One of the old Korean sayings is that we all become deaf over time, and it seems that our ancestors were quite scientific with bare knowledge of science.

Such wisdom astounds us.

We know that we hear sounds with our ears, but to be more exact, they do not hear the sounds themselves; rather, they serve as the channel of listening to sounds.

The cochlear canal, the organ that recognizes sound waves, delivers the signal to the auditory nerves so that the auditory center of our brain can “hear” the sound.

Deafness or hearing loss means malfunctioning of these organs, which detect and deliver the sound waves. There are three kinds of hearing loss.


1st. Conductive Hearing Loss.


2nd. Sensorineural Hearing Loss.


3rd. Mixed Hearing Loss.

1. What is conductive hearing loss?

This is mainly caused by a disease of the outer ear and the middle ear.

In other words, those who suffer from tympanitis (middle otitis) are likely to have conductive hearing loss.

They have a problem with amplifying the sound signals delivered through the eardrum.

Conductive hearing loss generally occurs in the low-frequency range.

Human voices are in the low sound range from 254Hz to 1,017Hz, and those suffering from conductive hearing loss have their antennas for this range out of order and have difficulty understanding what other people say.

Especially, low-pitched male voices give them a hard time.

Such voices are harder to understand for these people than the high-pitched voices of a woman or a child.

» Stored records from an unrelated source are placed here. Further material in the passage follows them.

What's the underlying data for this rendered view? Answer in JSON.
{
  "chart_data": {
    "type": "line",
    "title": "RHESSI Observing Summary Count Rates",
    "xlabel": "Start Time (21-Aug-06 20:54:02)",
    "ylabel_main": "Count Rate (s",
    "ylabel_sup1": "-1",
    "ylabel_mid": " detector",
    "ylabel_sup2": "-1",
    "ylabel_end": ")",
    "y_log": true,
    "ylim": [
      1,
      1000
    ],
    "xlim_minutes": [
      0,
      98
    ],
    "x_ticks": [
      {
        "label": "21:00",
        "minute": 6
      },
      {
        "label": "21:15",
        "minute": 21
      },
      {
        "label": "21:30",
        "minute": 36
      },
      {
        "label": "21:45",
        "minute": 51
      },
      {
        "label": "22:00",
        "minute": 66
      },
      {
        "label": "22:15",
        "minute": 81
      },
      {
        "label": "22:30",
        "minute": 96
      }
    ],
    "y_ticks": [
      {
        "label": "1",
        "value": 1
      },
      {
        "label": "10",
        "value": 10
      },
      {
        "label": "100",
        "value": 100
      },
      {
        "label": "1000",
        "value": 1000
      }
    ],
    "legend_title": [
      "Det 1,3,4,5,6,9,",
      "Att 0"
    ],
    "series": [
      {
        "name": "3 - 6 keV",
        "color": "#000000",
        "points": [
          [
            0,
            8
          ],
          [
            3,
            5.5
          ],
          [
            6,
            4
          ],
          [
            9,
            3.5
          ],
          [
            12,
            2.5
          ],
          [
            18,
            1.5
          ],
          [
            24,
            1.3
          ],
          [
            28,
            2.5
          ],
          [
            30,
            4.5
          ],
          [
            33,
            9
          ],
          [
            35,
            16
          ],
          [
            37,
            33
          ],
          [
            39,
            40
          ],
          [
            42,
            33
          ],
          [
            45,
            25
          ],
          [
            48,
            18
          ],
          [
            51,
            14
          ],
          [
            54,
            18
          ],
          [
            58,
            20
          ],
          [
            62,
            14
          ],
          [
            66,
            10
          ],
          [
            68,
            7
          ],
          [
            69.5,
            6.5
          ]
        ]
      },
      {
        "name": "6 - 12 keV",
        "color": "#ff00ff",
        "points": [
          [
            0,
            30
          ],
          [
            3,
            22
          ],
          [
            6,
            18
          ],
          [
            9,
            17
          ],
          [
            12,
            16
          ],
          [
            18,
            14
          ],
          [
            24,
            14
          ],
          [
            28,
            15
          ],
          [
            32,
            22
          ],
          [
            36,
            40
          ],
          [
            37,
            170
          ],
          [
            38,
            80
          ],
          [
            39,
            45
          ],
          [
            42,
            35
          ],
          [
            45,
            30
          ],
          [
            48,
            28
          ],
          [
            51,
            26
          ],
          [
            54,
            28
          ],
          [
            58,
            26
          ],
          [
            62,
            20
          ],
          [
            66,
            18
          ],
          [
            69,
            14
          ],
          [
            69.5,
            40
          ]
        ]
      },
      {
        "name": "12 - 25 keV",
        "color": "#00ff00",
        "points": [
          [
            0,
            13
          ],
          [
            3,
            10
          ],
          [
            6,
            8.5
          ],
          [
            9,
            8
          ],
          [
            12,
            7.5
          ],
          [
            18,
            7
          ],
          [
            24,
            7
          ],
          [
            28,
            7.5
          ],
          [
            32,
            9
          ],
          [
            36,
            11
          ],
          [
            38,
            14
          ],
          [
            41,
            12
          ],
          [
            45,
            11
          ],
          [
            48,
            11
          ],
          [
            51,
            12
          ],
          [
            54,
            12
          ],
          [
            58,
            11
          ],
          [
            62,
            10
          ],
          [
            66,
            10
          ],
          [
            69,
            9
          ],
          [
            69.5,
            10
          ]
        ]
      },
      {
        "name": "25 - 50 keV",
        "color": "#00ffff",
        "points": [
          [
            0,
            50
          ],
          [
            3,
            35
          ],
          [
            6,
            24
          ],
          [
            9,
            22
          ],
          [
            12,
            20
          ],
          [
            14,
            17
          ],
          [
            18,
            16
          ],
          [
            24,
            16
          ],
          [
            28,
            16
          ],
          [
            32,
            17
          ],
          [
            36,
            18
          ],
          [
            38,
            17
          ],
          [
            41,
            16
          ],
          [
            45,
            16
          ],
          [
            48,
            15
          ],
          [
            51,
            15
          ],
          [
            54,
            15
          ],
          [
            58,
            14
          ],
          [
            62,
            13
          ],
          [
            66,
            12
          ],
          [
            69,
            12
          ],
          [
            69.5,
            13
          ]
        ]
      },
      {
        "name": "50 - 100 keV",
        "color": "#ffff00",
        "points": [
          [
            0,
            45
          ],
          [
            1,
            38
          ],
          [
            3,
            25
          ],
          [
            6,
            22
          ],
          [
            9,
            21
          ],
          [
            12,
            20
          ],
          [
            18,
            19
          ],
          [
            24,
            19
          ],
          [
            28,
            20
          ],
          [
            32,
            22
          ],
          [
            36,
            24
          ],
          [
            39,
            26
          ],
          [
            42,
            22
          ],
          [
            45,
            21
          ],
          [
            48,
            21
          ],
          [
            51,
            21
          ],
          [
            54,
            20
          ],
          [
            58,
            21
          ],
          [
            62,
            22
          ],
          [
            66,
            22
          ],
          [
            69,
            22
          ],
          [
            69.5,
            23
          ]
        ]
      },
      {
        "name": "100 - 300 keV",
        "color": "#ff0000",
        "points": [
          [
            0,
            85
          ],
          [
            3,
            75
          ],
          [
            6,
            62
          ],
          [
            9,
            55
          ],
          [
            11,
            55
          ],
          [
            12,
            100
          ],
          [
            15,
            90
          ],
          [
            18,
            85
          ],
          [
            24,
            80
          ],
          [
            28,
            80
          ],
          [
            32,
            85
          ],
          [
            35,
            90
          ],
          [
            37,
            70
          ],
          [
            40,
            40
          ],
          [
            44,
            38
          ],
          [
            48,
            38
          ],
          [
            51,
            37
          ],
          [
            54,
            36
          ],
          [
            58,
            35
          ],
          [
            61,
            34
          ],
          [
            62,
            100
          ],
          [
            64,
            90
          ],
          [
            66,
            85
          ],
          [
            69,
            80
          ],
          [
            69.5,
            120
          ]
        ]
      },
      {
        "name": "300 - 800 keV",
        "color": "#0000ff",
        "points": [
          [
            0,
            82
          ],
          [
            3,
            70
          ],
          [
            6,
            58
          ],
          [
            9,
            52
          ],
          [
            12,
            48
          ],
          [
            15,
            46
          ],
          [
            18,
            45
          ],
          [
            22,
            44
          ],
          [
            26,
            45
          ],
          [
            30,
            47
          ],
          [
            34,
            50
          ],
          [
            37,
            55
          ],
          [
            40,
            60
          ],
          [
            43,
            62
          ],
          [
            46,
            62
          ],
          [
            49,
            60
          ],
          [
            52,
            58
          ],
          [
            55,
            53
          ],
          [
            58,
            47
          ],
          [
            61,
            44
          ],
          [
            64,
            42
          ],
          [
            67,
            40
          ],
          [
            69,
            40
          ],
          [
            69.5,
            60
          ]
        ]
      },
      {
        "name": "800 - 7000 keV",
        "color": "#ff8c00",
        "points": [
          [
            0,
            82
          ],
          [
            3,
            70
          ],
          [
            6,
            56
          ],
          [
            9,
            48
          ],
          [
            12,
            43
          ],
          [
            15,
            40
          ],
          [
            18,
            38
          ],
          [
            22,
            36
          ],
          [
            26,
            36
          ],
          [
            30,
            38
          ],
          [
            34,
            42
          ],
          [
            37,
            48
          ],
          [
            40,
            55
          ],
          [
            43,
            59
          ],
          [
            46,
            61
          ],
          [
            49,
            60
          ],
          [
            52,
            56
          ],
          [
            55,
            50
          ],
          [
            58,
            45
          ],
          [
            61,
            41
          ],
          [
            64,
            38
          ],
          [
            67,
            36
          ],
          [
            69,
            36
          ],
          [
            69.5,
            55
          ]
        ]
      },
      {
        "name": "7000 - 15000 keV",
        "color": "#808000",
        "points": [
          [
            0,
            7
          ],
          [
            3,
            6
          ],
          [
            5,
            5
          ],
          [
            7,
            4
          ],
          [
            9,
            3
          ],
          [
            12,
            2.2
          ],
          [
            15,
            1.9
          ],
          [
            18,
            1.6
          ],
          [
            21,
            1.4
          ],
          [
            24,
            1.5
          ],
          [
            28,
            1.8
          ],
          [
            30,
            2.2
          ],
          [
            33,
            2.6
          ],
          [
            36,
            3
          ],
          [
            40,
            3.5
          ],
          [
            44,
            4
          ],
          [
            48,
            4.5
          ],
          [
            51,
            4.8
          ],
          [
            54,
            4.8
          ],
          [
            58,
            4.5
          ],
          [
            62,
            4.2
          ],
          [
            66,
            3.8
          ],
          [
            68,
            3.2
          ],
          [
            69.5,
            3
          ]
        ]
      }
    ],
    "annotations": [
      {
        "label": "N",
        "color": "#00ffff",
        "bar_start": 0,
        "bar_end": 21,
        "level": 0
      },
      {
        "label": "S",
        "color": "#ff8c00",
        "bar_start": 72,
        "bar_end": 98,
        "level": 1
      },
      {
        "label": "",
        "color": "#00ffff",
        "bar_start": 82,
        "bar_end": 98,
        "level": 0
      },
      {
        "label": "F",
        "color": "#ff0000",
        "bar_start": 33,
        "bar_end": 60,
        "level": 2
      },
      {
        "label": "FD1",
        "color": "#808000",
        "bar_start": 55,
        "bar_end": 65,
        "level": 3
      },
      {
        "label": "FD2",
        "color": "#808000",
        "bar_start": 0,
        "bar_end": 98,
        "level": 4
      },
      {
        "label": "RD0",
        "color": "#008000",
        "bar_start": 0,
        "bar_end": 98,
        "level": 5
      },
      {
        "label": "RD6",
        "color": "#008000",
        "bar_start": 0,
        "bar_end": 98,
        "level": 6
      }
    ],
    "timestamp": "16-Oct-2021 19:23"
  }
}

A disease in the outer ear may cause conductive hearing loss.

One of the most common symptoms is too much earwax. Otitis externa is another cause.

Exostosis, which commonly occurs among divers or swimmers, can also be a cause.

It stems from the abnormal growth of the bone in the outer ear.

A damaged eardrum can also cause conductive hearing loss, too.

The pain can be accompanied by tinnitus.

They will mostly be gone in about 6 weeks but sometimes require an operation in severe cases.

Another cause is disease of the middle ear such as tympanitis or rhinitis.

2. What is sensorineural hearing loss?

Sensorineural hearing loss is characterized by the difficulty of distinguishing loud voices from noise.

It is sometimes accompanied by tinnitus. Overall, those with sensorineural hearing loss cannot tell the pitch and loudness of sounds.

They also have a problem understanding high-frequency sounds such as ringtone of mobile phones or voice of a woman or a baby.

The causes of sensorineural hearing loss are divided into the following three.

1st. Presbycusis

2nd. Noise-induced Hearing Loss

3rd. Drug-induced Hearing Loss

80% of sensorineural hearing loss patients experience these causes.

First, What is presbycusis?

Literally, our ears perform poorer as we get older.  It is the most common case of hearing loss.

This is derived from the deterioration of nerve cells and sensory cells in charge of hearing.

It is a typical degenerative disease. The deterioration of the eardrum is one of the most common causes.

고The eardrum serves as the soundboard, but it will loosen if it gets stretched by being beaten for a long time, making the sounds feel dull to our brain and causing us to develop a hearing problem.
In the early stage of presbycusis, we have difficulty hearing high-frequency (pitched) sounds.

Over time, however, low-frequency sounds start to evade us.

Second, What is noise-induced hearing loss?

It happens when the ears are exposed to too much noise for an extended period.

The noise weakens the capability of the organ of Corti located below the cochlear canal, which detects sound waves in the ear.

It mostly occurs with high-frequency sounds (+4,000Hz). It happens to a lot of musicians and operators of heavy machinery or those working with metal. Nowadays, however, young people who use earphones and headphones a lot are prone to this disease.

Third, What is drug-induced hearing loss?

In short, it is a hearing loss from abuse of high antibiotics. NEOMYCIN, KANAMYCIN, GENTAMYCIN, and CISPLATIN are known to cause hearing loss when abused.

About 80% of all hearing loss patients suffer from sensorineural hearing loss, but the number is on the rise due to the excessive or incorrect use of earphones/headphones especially among young people.

3. What is mixed hearing loss?

It refers to the case wherein sensorineural hearing loss and conductive hearing loss occur at the same time.